Of course, at the end of Alice's Adventures in Wonderland, we discover that many of the characters were actually playing cards come to life. Neither animal nor exactly human, they remind us that the ultimate basis of the story is nothing more than a game. Through the Looking-Glass also mingles human beings like Alice with animals (the Lion and the Unicorn) and game pieces (the various chess pieces, especially the kings and queens) and other seemingly human figures (such as Tweedledum and Tweedledee).

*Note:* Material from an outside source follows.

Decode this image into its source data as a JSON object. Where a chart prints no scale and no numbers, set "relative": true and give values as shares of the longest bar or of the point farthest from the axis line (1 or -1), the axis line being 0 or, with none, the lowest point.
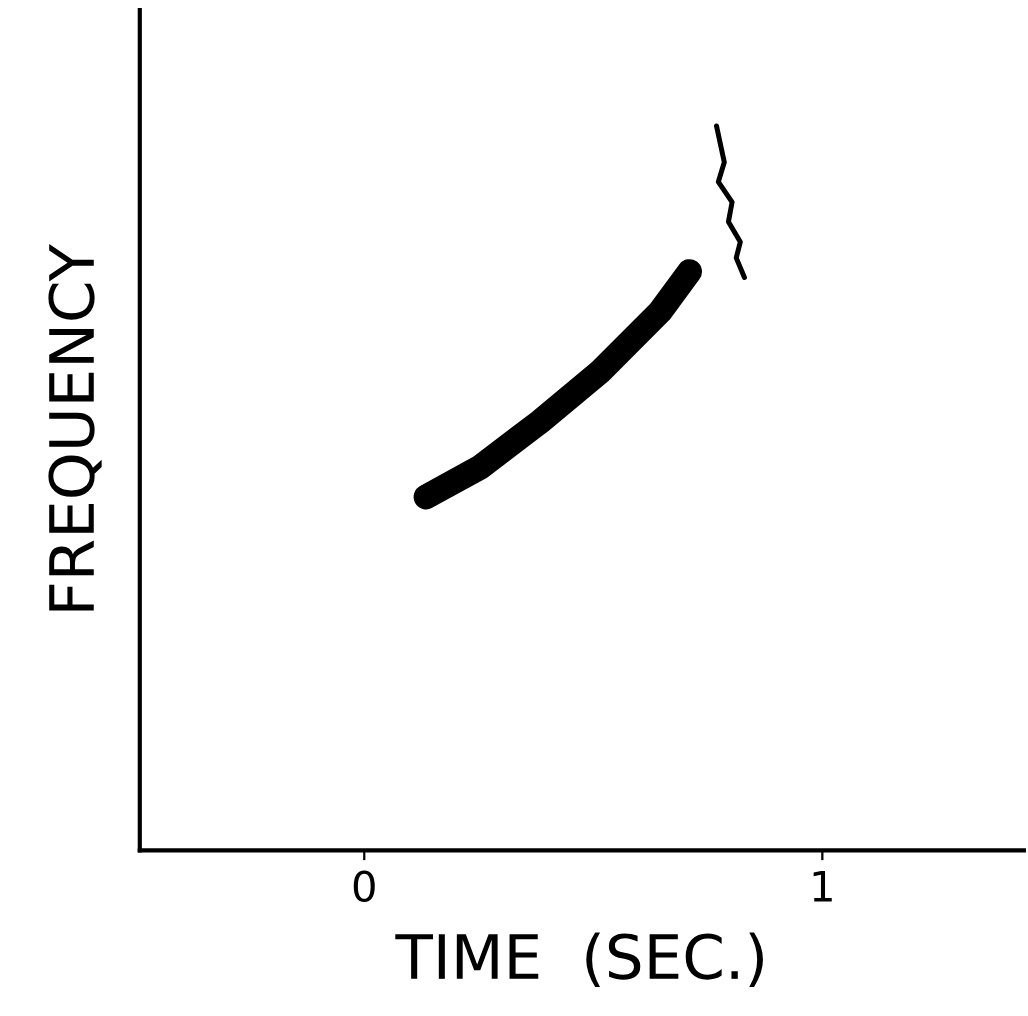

Perhaps more important than the connotations of the specific types of beings is the fact that all of them are intermingled and jumbled together in the stories. The Alice books are not strict allegories – they don't set out a one-to-one correspondence between the human world and the animal world, or the human world and a game of cards or chess. Instead, they take a cafeteria approach, including a little bit from several different patterns. The result is a delightful hodgepodge, always interesting, but never with a definite or didactic meaning.

Props

The White Rabbit with his pocket watch, the Caterpillar with his hookah, and the Cheshire Cat with its strangely detachable grin – many of the Alice characters have a special item they carry with them that seems to define them more than anything they say. The Rabbit's watch shows us his anxiety about the time, for example. In contrast, Alice doesn't carry any specific items with her consistently. In fact, she has a lot of trouble holding on to anything for very long. From the little golden key to the melting sweet rushes, everything Alice picks up seems to slip through her fingers. Perhaps this reminds us that Alice's identity tends to be in question in the books, while the characters around her are defined more clearly – if more simply.

Thoughts and Opinions

From the Mad Hatter's rudeness to the Duchess' morals and the White Knight's dreamy inventions, characters in the Alice books tend to be strongly opinionated and to share their thoughts with the protagonist – and the reader – at the drop of, well, a hat. Alice herself tends to be taken aback by their willingness to share their opinions on everything from polite behavior to how to stay young. In fact, the characters in Wonderland and Looking-Glass World tend to be frank to the point of brusqueness. Perhaps more than characters in any other type of story, they share their thoughts very readily. This also reminds us that these characters aren't deep – they don't really have any "interiority" or private thoughts. Everything about them is on the surface, including their opinions.

Education

Alice herself is proud of her education and often tries to show it off – rarely to her own advantage, since she tends to muddle ideas together. Her schoolhouse snobbery rubs off on some of the characters around her, especially the Gryphon and the Mock Turtle, who regale her with tales of their own classroom exploits, and Humpty Dumpty, who is proud of his abilities as a wordsmith. It's not that important whether characters are educated are not in these books, but their attitude toward education – respectful, scornful, or otherwise – is often telling.

Habits

The most famous habit in the Alice books is probably the Queen of Hearts's constant cry of "Off with her head!" But many of the characters have little patterns of behavior that define who they are, from the White Knight's daydreaming to the constant squabbling between twin brothers Tweedledum and Tweedledee. Except for Alice, most of the characters are locked into perpetual patterns of behavior that they can't break. The Mad Tea Party goes on and on with out end, the Lion keeps fighting the Unicorn, and Humpty Dumpty will always fall off his wall, even if you warn him. This reminds us that these characters may be two-dimensional – they can't learn, grow, develop, or change – but they are still complicated.